Two additional examples are presented below. These involve AaegOBP22 (6oii) and DmelOBP28a (6qq4). The choice of these proteins was based on the availability of crystal structures both in free and liganded forms. It is noted that, in addition to these structures, few other structures in the dataset have been crystallised in ligand-free form, namely, BmorPBP1, BmorGOBP2, AgamOBP20 and AmelASP1. AaegOBP22 has been crystalised in open liganded form (PDB ID: 6oii) and closed ligand-free form (PDB ID: 6og0). Ligand binding has been associated with a conformational change at the carboxy-terminal end leading to the formation of an enlarged binding cavity [41]. The ligand-free structure is truncated missing 4 residues at the carboxy-terminus. The RMSD difference between the two structures is 1.35 Å. Subjecting the ligand-free structure to cross-correlation analysis shows significant anticorrelated motions involving residues of the 1st, 2nd and 6th helices (Figure 10, panel a). These can be visualised in the corresponding three-dimensional model of the protein (Figure 10, panel b). These motions may result in conformational changes that could accommodate ligand binding and the concomitant widening of the opening to the internal cavity of the protein.
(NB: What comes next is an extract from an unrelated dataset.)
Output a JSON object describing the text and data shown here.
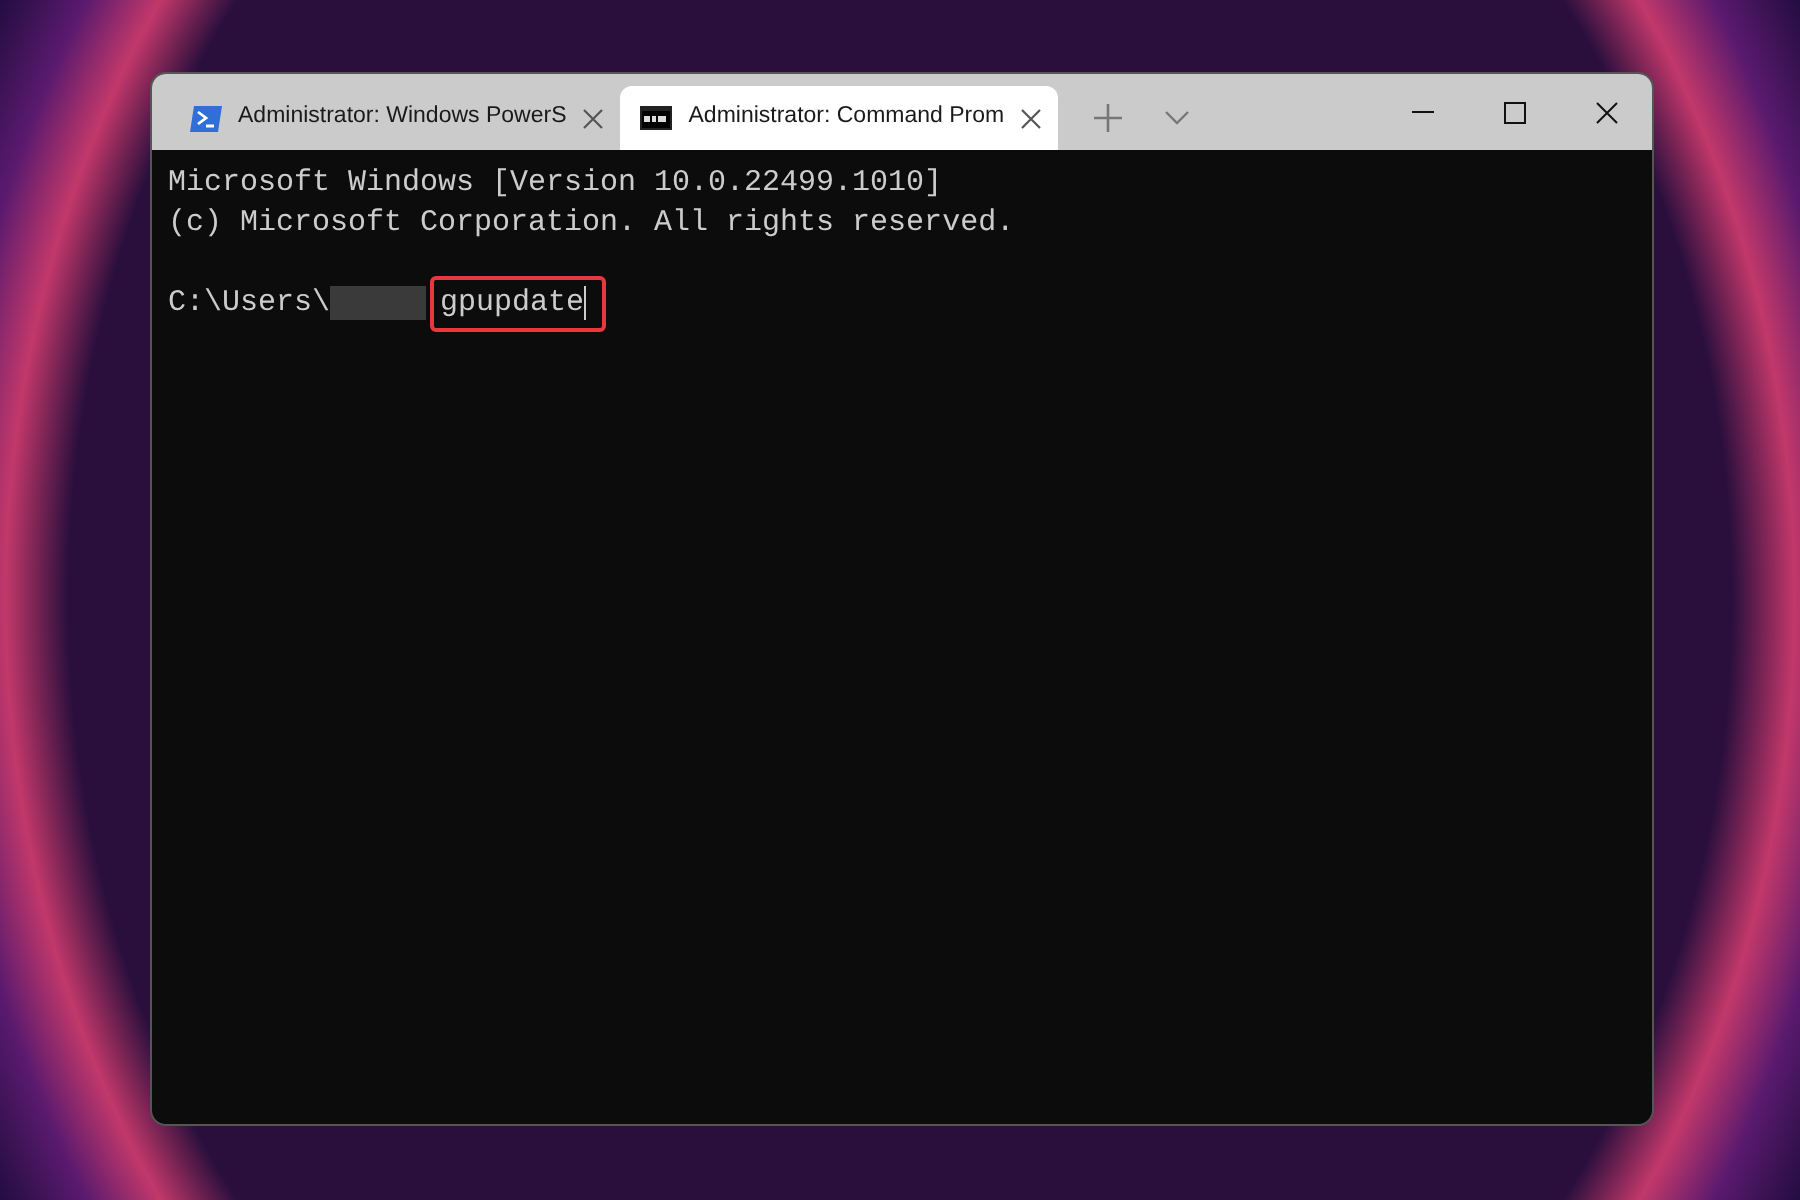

In the case of DmelOBP28a, the protein in liganded and free (apo) forms revealed a large conformational reorganization induced by ligand binding. This conformational change involved the 1st, 4th and 5th helices [47]. The residue-residue cross-correlation matrix shown in Figure 11, panel a is consistent with the structural observations as it identifies residues helices 1, 4 and 5 involved in anti-correlated movements
The normalised fluctuations and deformation energies of Cα atoms of AaegOBP22 (PDB ID: 6oii) and DmelOBP28a (PDB ID: 6qq4, chain A), are included in Figure 7. Comparison of the fluctuation and deformation energy profiles against the corresponding conformers in ligand-free form, showed an increase in the magnitude of Cα atom mobilities in some of the interhelical regions (Appendix C, Figure 1 and Figure 2). Analysis of a greater number of models would be required to draw firm conclusions regarding the difference in fluctuations between ligand-free and ligand-bound forms.

4. Discussion

From the preceding analysis it is obvious that, in most cases, the sequence identities between pairs of OBPs fall below the twilight zone and, therefore, it is not possible to draw conclusions regarding the possibility of divergent evolutionary relatedness of these proteins [37]. In terms of structure, the pairwise RMSD calculations and PC analysis result in a clustering of OBPs into subgroups that reflects, in part, phylogenetic classifications. The foregoing analysis identifies a conserved structural ‘core’ that represents 15–20% of the total sequence length of the OBPs. The ‘core’ residues, which include C2, C3, C5 and C6, are located in the helical regions with the least structural variance (Figure 5 and Figure 6). In particular 14 of the 17 ‘core’ residues are found in the carboxy-terminal helix. The high deformation energies of the residues of these helical regions (Figure 8) are indicative of interactions with spatially proximal residues [24]. Further evidence of such interactions was derived from evolutionary coupling analysis. Evolutionary coupling interactions have a strong bearing on the overall architecture of the fold [31,48]. Generally, the similarity of 3D structure amongst the members of a particular fold is the result the constrained evolutionary boundaries ensuring conservation of function. This, in turn, implies the co-evolution of residues in spatial proximity in order to maintain energetically favourable interactions. Consequently, the high density of coupling interactions is indicative of ‘hotspots’ in the evolution of proteins and, as such, may be of functional importance [31]. From the preceding, it is not unreasonable to suggest that the residues adjacent to C2, C3, C5 and C6 may play an important role in ligand binding or recognition.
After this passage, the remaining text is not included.